No Country is anchored by a faultless cast, led by the brilliantly worldweary Tommy Lee Jones, Josh Brolin (all grown up from his days in The Goonies!) and, most memorably, Javier Bardem, sporting a bizarre bowl haircut, and baiting award booty with his chilling embodiment of irredeemable, baffling evil. Beautifully shot, faithfully and fluently adapted, and tightly directed, this is truly magnificent stuff.

The second is Juno, which has firmly established itself as the Little Miss Sunshine flick of 2008 (quirky indie movie with idiosyncratic characters and massive breakout hit appeal). Directed by the sickeningly promising Jason Reitman (he of Thank You For Not Smoking fame), Juno is the story of a whip-smart, sarcastic, independent-minded teen named Juno McGuff (played by 20-year-old Ellen Page, who, mark my words, will be the biggest star of the year) who becomes pregnant by her best pal and sorta boyfriend Bleeker (Michael Cera, from Superbad and the much-missed Arrested Development).

Quickly abandoning the idea of an abortion, Juno, with the support of her dad (JK Simmons) and dogs and nails-loving stepmother (the brilliant Allison Janney), opts instead to give the baby to yuppie childless couple Mark and Vanessa (Jason Bateman and Jennifer Garner, extremely impressive in the movie's most dramatic performance).

I won't say anymore, but needless to say there are a few ups and downs along the way, but, thankfully and refreshingly, the plot does not descend into mawkish, judgemental hogwash. All the way through, it remains funny, sharp, insightful and ineffably real. This is testament to the strength of former stripper (yes, you read that right) Diablo Cody's script, a surefire contender for this year's Oscar for Best Original Screenplay.

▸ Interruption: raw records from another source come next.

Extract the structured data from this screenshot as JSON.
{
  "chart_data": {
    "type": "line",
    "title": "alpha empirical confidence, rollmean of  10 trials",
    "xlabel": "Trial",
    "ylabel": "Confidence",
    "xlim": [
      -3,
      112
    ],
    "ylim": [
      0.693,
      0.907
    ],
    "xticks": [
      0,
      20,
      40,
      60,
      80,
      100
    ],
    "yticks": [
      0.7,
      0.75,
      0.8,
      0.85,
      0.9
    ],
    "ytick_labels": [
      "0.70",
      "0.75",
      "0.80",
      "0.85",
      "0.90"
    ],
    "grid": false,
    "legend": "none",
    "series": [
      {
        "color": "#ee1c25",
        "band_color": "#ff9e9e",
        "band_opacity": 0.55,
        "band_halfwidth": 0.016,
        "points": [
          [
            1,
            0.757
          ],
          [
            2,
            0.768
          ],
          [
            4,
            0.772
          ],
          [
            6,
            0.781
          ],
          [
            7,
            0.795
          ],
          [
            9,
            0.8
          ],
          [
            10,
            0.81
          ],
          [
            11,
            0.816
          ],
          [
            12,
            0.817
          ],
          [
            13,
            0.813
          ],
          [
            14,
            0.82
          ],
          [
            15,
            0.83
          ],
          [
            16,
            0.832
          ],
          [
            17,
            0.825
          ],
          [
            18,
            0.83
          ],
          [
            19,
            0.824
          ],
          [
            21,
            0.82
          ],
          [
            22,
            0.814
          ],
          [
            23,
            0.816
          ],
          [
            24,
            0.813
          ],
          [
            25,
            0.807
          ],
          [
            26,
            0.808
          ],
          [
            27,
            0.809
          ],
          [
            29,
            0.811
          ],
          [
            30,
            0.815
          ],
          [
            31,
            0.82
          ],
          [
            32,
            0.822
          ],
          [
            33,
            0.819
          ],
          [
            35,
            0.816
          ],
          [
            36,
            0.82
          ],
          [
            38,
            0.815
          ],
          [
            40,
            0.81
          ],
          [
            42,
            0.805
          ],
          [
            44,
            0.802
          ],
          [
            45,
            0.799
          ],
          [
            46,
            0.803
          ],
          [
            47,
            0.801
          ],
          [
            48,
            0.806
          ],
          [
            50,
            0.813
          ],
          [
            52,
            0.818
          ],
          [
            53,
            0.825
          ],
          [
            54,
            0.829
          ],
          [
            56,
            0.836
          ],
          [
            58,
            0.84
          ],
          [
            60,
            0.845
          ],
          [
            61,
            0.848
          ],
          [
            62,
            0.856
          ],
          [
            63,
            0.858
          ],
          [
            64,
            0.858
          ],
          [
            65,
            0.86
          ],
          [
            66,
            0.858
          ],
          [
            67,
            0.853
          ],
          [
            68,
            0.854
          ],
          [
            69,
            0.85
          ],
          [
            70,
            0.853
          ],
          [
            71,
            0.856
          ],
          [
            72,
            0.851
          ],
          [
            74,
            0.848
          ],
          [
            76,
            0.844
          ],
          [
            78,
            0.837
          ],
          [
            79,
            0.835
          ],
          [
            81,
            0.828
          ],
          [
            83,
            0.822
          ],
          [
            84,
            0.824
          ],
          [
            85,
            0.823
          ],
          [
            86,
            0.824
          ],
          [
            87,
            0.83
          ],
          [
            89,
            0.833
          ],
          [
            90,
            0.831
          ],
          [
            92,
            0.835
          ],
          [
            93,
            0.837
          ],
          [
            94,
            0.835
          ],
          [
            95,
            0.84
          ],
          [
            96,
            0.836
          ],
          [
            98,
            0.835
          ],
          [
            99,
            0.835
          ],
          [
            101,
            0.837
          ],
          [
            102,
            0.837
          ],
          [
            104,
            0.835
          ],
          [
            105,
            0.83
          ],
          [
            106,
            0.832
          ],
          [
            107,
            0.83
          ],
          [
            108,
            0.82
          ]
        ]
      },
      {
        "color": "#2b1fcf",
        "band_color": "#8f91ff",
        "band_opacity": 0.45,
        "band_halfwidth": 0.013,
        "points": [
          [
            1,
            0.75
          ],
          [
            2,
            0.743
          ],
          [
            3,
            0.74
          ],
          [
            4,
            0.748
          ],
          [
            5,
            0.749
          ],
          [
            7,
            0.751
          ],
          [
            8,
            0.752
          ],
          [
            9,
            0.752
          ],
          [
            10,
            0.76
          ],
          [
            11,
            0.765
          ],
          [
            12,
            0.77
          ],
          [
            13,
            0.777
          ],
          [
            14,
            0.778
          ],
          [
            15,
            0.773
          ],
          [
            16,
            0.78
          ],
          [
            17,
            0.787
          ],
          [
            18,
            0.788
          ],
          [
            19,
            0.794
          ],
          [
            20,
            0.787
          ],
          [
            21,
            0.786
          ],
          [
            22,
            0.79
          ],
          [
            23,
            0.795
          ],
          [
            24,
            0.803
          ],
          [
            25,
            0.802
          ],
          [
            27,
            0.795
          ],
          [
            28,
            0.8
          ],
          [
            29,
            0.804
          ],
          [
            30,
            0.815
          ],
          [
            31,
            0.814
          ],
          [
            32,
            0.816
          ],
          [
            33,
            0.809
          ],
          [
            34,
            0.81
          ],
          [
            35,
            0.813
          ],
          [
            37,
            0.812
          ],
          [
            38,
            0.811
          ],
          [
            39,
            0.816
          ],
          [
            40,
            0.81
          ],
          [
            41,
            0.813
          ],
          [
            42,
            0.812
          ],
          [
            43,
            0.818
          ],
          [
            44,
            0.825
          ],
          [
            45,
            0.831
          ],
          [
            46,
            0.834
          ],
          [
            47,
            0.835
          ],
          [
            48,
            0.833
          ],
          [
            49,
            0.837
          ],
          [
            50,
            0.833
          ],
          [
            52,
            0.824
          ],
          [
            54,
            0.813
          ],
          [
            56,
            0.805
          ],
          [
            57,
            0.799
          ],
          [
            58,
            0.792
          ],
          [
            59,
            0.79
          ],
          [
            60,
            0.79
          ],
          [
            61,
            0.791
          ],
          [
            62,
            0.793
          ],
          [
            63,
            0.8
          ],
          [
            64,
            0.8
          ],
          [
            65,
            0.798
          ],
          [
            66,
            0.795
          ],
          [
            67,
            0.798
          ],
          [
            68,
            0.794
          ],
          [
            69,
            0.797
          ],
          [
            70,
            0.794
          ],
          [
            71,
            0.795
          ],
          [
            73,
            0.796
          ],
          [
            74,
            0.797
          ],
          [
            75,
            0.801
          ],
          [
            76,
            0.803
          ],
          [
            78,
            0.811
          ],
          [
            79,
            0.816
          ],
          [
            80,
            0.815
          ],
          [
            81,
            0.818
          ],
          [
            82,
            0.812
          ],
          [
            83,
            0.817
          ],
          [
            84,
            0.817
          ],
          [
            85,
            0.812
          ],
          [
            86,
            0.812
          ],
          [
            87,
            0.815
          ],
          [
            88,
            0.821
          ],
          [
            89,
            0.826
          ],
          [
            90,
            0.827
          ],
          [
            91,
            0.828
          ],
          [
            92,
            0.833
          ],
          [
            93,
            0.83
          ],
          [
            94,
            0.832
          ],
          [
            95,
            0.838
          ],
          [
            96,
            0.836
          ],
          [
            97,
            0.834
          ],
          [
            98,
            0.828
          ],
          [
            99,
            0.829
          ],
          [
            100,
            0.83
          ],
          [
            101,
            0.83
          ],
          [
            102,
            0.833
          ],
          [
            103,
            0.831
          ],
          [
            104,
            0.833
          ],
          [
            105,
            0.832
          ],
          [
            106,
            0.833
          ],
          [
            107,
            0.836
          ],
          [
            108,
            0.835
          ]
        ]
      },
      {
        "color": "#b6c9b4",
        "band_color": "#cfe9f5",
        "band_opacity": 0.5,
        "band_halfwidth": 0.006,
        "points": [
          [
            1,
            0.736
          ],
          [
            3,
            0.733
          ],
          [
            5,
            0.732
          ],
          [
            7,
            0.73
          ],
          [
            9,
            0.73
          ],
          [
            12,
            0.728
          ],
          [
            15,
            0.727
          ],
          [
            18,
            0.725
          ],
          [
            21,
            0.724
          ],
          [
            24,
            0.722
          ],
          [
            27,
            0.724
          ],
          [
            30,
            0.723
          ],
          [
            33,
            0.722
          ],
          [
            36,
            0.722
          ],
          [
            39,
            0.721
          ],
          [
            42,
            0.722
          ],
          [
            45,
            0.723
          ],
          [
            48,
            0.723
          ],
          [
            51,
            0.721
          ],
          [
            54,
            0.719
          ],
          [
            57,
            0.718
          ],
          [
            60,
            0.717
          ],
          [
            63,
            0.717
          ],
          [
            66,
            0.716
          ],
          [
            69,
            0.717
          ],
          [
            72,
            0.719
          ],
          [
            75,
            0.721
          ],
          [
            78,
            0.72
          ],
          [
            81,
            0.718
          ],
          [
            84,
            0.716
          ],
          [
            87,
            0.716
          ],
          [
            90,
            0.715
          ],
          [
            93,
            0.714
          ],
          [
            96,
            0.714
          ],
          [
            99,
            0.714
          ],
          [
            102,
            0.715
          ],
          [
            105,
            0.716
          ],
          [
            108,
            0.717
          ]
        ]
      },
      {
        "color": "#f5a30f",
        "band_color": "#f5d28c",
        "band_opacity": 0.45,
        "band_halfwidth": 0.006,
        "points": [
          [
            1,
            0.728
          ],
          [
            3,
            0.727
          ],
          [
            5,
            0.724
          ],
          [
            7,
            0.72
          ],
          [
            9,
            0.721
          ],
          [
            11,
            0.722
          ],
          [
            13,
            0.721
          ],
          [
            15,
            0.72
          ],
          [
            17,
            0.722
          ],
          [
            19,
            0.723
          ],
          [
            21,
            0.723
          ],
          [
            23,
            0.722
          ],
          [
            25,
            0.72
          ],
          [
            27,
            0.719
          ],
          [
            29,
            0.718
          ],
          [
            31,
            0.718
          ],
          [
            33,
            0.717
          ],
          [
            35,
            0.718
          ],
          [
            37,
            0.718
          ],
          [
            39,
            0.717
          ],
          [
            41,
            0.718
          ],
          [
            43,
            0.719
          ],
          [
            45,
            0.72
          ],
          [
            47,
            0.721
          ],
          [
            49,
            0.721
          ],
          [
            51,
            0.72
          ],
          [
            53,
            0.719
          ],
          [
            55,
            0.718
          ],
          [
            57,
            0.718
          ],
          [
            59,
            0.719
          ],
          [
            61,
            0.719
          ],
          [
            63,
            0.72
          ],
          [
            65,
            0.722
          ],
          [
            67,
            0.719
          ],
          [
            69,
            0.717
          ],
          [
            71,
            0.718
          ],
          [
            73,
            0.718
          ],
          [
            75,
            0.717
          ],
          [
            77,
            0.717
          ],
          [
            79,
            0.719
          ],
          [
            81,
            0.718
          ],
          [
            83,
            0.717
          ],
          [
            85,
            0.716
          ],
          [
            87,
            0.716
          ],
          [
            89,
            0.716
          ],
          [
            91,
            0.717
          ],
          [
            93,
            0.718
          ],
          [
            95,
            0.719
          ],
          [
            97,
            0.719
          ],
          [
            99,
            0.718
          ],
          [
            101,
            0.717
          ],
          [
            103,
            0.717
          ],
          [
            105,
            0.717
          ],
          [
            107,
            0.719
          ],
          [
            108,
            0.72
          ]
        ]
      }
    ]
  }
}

Juno has been highly praised by critics over yonder, and has appeared in the Top 10 movies of the year of several well-respected publications and hacks. There is great ensemble work here - the finest of the year perhaps - but special mention must go to the luminous Page, who appears in almost every scene, and invests the sassy but romantic, strong but vulnerable, mature but childish teen with so many shades, and communicates so many conflicting emotions, often at once.
Juno is the kind of movie that you just can't wait to own on DVD, because it brings comfort knowing it's just there, in arm's reach, to pop in the DVD player whenever you need inspiring, or just to bring a smile to your face.